9 Agustus 2024

Seni Pertunjukan di Mangkunegaran (Bagian III)

Seni Pertunjukan di Mangkunegaran (Bagian III)
Pertunjukan Wayang Wong Irawan Bagna di Pura Mangkunegaran sekitar Tahun 1890 (Sumber: KITLV)

Pada masa pemerintahan Kanjeng Gusti Pangeran Adipati Arya (K.G.P.A.A.) Mangkoenagoro V (1881-1896) terjadi perubahan dalam seni pertunjukan di Mangkunegaran. Sebelumnya, seni pertunjukan dalam Pura Mangkunegaran hanya dapat dinikmati oleh kalangan dalam istana dan kerabat saja, namun pada masa ini seni pertunjukan Mangkunegaran dapat disaksikan oleh rakyat. Dalam pandangannya, seni pertunjukan tidak hanya ditujukan bagi kalangan bangsawan saja, tetapi juga rakyat.


Pandangan yang dimiliki oleh K.G.P.A.A. Mangkoenagoro V terhadap seni pertunjukan tersebut mempengaruhi perubahan fungsi seni pertunjukan di Pura Mangkunegaran. Pada mulanya, seni pertunjukan difungsikan sebagai pelengkap upacara, namun kemudian bergeser ke arah hiburan dan tontonan. Pergeseran tersebut secara tidak langsung mempengaruhi pementasan yang diadakan, sehingga pementasan yang ada kini lebih ditekankan pada daya tarik penonton.


Pada masa ini, di Pura Mangkunegaran berkembang seni tari meliputi tari bedaya, tari serimpi, tari tayub dan tari wireng, serta pada kesenian wayang meliputi wayang purwa, wayang klitik, wayang gedog, wayang golek dan wayang orang. Perubahan seni pertunjukan khususnya wayang orang di mana perubahan tersebut terjadi setelah K.G.P.A.A. Mangkoenagoro V mengunjungi Candi Sukuh yang terletak di lereng Gunung Lawu.


Relief yang menghiasi dinding Candi Sukuh berupa figur dari pahlawan Mahabharata menginspirasi kostum dan hiasan dengan gaya yang sama dengan wayang kulit.
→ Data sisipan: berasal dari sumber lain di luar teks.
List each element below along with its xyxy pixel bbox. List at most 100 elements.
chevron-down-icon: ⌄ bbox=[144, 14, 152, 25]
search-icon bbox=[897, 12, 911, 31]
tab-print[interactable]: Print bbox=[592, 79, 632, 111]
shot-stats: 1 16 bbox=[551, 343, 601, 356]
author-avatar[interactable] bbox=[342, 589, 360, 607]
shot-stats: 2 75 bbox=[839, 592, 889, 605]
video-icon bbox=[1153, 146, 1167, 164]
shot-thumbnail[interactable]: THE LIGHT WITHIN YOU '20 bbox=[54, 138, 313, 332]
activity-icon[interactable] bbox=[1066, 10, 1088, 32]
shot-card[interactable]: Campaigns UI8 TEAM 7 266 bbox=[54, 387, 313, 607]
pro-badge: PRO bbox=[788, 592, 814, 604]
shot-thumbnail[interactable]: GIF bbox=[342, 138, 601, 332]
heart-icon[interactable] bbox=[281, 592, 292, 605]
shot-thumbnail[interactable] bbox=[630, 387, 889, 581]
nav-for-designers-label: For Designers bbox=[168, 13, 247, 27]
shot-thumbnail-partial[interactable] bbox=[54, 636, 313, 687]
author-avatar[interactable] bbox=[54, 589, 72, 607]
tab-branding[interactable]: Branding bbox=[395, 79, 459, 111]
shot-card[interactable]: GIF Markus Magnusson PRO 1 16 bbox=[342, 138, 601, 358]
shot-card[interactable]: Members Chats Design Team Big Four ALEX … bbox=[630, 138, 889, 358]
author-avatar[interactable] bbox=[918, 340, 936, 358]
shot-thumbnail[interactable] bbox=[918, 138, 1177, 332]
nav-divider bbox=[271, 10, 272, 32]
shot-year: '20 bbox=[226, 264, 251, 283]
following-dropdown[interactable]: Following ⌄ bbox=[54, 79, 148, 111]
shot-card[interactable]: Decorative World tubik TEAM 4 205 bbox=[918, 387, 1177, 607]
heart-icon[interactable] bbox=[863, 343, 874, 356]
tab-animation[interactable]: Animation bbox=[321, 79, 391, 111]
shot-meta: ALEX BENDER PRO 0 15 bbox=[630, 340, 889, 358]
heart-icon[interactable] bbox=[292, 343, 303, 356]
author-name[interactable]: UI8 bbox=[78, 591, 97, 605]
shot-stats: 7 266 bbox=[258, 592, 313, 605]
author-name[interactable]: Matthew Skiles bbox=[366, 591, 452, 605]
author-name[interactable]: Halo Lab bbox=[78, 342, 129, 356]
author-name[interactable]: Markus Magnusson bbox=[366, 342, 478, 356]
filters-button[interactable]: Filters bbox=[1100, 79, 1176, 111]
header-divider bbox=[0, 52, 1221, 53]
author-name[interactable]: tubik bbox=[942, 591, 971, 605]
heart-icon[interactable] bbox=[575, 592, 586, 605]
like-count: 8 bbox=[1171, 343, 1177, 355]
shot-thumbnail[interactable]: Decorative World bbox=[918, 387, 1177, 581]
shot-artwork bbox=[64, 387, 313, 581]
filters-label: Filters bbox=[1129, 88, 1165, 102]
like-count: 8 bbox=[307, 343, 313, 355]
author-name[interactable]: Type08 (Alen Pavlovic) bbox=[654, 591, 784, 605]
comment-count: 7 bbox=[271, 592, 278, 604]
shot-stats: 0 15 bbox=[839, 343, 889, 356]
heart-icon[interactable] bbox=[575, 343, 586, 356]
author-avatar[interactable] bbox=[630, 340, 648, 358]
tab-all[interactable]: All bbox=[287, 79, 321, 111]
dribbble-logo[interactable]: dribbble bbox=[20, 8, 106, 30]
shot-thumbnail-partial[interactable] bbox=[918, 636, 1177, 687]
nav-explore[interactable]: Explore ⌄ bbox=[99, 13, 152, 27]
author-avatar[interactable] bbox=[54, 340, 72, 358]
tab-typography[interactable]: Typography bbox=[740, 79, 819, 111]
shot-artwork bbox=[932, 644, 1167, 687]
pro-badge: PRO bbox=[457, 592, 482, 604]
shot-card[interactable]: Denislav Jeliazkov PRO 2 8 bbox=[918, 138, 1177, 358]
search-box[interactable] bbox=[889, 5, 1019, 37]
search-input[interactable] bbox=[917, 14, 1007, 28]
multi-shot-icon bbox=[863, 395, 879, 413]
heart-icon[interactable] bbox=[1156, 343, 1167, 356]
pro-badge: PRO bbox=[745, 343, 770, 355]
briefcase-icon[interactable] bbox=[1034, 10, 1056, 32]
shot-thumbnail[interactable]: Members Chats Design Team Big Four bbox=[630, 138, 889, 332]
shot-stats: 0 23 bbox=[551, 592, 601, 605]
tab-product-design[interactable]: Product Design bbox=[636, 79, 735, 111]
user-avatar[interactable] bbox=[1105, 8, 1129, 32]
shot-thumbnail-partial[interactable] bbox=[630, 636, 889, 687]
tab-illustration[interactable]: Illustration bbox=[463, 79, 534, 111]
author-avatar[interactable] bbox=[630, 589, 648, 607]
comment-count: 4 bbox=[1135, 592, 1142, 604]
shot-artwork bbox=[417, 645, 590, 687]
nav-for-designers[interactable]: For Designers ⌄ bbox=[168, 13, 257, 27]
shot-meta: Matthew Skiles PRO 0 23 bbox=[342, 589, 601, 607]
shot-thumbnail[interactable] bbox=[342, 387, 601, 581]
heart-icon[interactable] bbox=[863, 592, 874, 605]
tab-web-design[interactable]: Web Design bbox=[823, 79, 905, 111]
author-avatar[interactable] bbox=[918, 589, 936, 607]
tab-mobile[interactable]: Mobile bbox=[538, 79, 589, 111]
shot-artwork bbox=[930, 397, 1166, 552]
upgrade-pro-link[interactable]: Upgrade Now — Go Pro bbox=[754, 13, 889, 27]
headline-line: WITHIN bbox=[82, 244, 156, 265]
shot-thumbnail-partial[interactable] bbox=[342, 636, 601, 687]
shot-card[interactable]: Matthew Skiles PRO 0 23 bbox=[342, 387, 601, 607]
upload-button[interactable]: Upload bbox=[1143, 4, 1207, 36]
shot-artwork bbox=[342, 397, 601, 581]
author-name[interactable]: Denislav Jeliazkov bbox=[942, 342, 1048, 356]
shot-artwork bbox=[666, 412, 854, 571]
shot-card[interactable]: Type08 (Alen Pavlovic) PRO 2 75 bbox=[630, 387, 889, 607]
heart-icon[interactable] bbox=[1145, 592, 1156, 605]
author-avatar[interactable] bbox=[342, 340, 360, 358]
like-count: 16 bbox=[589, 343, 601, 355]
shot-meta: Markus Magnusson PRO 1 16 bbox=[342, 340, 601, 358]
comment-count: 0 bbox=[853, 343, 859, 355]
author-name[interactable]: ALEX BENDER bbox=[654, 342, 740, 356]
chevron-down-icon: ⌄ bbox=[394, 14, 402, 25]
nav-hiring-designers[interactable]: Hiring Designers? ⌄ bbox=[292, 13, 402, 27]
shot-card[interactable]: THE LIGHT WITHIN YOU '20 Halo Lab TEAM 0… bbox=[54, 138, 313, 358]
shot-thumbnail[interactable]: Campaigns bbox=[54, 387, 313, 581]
Selepas kunjungan tersebut, segera para pemain wayang orang menerima busana baru mirip dengan wayang kulit. Setiap tokoh dalam wayang kulit dapat dikenali oleh para penonton dari pakaian, penutup kepala, bentuk hiasan atau pola pakaian yang khas. Cara tersebut juga diterapkan pada pemain wayang orang, sehingga meski ditonton dari jarak yang cukup jauh tokoh yang diperankan tetap bisa dikenali. Busana pada seni pertunjukan wayang orang menjadi lebih mewah, sehingga pertunjukan yang ditampilkan menjadi lebih indah. Bersamaan dengan perubahan busana, aspek koreografi dari wayang orang juga turut dikembangkan.


Pada Langendriyan, K.G.P.A.A. Mangkoenagoro V menonjolkan sisi pemainnya yang keseluruhannya perempuan. Pagelaran yang awalnya dilakukan dengan cara berjongkok mulai diubah menjadi berdiri seperti wayang orang. Perubahan yang dilakukan bertujuan untuk meningkatkan dan menyempurnakan variasi gerakan tari dengan prinsip nilai estetis yang lebih tinggi, dibandingkan hanya mengutamakan formalitas dan sebagai penghormatan terhadap penguasa. Selain itu, perubahan juga terjadi pada busana yang dikenakan oleh penari. Busana yang dikenakan mengalami pembaruan dengan mengambil inspirasi dari busana yang digunakan pada wayang orang.


Pada masa pemerintahannya K.G.P.A.A. Mangkoenagoro V banyak merubah seni pertunjukan yang ada di Mangkunegaran. Seni pertunjukan yang mulanya eksklusif dan hanya ditujukan untuk kalangan istana, kemudian dapat dinikmati oleh rakyat umum. Perkembangan pada seni dan budaya pada masa ini mununjukkan besarnya kecintaan K.G.P.A.A. Mangkoenagoro V terhadap seni dan budaya di Mangkunegaran.


Referensi

Khirana Marwadika. 2023. “Melintasi Gerbang Kreativitas: Langendriyan pada Era Mangkoenagoro V Hingga Mangkoenagoro VII”. Journal Histma Vol. 8, No. 2. Yogyakarta: Departemen Sejarah Universitas Gadjah Mada.


Suwaji Bastomi. 1996. Karya Budaya Mangkunagara I-VIII. Semarang: IKIP Semarang Press.